Personal Life
Agnieszka Holland was born in Warsaw, Poland in 1948. She is the daughter of two prominent journalists, Irena (née Rybczyńska) and Henryk Holland, a Catholic mother and a Jewish father. Holland herself was raised without religion. Her father’s parents were killed in the ghetto; her mother participated in the 1944 Warsaw Uprising and was a member of the Polish Underground.
Her father died under mysterious circumstances during a police interrogation when Holland was only thirteen years old. Although the official reports labeled her father’s death a suicide, many believe he was murdered, pushed from a window to his death. Holland’s mother later remarried to journalist Stanislaw Brodzki.

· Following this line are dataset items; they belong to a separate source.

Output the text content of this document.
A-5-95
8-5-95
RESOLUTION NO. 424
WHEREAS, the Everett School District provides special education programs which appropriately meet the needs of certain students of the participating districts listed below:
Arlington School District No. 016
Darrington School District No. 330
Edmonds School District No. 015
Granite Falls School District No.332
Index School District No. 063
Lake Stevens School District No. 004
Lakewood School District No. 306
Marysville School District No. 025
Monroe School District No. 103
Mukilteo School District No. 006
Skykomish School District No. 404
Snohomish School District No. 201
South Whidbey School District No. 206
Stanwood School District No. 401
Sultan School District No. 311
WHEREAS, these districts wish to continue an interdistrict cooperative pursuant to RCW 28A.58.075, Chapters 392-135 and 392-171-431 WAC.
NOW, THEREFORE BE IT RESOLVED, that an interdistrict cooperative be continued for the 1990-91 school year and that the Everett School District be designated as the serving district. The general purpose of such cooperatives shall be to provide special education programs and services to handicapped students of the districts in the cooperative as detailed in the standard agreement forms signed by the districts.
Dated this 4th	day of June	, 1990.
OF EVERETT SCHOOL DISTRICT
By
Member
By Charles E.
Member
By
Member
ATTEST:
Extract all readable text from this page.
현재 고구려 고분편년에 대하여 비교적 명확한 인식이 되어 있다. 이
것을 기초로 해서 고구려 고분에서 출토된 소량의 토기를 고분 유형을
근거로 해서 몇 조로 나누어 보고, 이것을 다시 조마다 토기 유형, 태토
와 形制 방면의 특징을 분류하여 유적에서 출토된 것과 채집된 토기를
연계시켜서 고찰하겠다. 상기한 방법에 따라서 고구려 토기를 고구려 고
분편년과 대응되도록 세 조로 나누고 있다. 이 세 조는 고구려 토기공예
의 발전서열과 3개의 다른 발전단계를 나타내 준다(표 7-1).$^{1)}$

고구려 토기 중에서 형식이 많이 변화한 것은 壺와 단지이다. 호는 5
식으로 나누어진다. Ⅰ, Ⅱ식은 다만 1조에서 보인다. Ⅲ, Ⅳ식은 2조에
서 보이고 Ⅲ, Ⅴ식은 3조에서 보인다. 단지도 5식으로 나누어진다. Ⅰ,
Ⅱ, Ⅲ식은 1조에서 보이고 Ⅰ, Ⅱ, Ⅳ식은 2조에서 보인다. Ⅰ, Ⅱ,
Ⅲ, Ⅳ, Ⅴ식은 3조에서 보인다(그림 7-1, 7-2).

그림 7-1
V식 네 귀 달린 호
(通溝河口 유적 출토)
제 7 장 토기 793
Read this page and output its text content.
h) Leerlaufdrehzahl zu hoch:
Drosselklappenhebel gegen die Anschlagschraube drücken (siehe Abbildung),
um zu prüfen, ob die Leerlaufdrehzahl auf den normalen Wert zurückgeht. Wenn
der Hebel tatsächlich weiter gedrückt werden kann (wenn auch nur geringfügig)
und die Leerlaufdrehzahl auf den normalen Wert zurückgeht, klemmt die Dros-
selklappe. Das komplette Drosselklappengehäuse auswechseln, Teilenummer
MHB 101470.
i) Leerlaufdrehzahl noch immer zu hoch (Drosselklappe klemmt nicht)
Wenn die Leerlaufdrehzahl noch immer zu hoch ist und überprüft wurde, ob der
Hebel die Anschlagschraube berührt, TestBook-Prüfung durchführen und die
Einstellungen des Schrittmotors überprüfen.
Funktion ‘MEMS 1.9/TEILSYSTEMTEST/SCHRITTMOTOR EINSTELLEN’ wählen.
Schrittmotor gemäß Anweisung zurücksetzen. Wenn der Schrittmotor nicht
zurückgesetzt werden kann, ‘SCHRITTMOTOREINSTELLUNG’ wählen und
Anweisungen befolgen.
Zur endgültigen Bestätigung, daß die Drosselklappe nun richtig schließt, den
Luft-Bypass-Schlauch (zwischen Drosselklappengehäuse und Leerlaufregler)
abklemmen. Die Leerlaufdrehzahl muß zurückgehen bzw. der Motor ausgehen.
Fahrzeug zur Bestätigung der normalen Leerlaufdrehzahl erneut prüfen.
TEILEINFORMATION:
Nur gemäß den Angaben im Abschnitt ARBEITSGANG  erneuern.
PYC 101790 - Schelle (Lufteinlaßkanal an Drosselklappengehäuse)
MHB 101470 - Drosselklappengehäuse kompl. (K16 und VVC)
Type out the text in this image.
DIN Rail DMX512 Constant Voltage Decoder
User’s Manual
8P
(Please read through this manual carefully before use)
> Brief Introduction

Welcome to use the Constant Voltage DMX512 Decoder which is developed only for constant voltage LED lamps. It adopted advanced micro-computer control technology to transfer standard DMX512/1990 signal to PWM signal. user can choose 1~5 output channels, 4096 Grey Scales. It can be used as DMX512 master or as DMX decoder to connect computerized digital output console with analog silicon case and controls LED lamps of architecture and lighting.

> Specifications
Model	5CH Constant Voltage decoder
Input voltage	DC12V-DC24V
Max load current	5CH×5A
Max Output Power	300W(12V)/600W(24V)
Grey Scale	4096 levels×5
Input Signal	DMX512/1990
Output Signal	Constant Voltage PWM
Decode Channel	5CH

Holland was a sickly child, and spent much of her time writing, drawing and directing short plays with other children.
Holland attended Gimnazjum i Liceum im. Stefana Batorego (Warsaw, Poland). Although not Jewish herself, Holland found herself marked by her Jewish heritage, mixed ancestry and family’s political past. Holland found it difficult to enter film school in Poland, because of the high levels of anti-Semitism promoted by the occupying communist regime in Poland during the 1960s, and the male domination of the Polish film industry. Holland then applied to the Prague Film Academy where she was one of 220 applicants ultimately accepted. She also met her future husband and fellow director, Laco Adamik, who still lives in Poland.
Holland studied in Prague during the Czechoslovak New Wave of the 1960s, and also witnessed the Prague Spring of 1968, a period of political liberalization in Czechoslovakia. She spent six weeks in prison for her support of government reforms.
She graduated from the Film and TV School of the Academy of Performing Arts in Prague (FAMU) in 1971.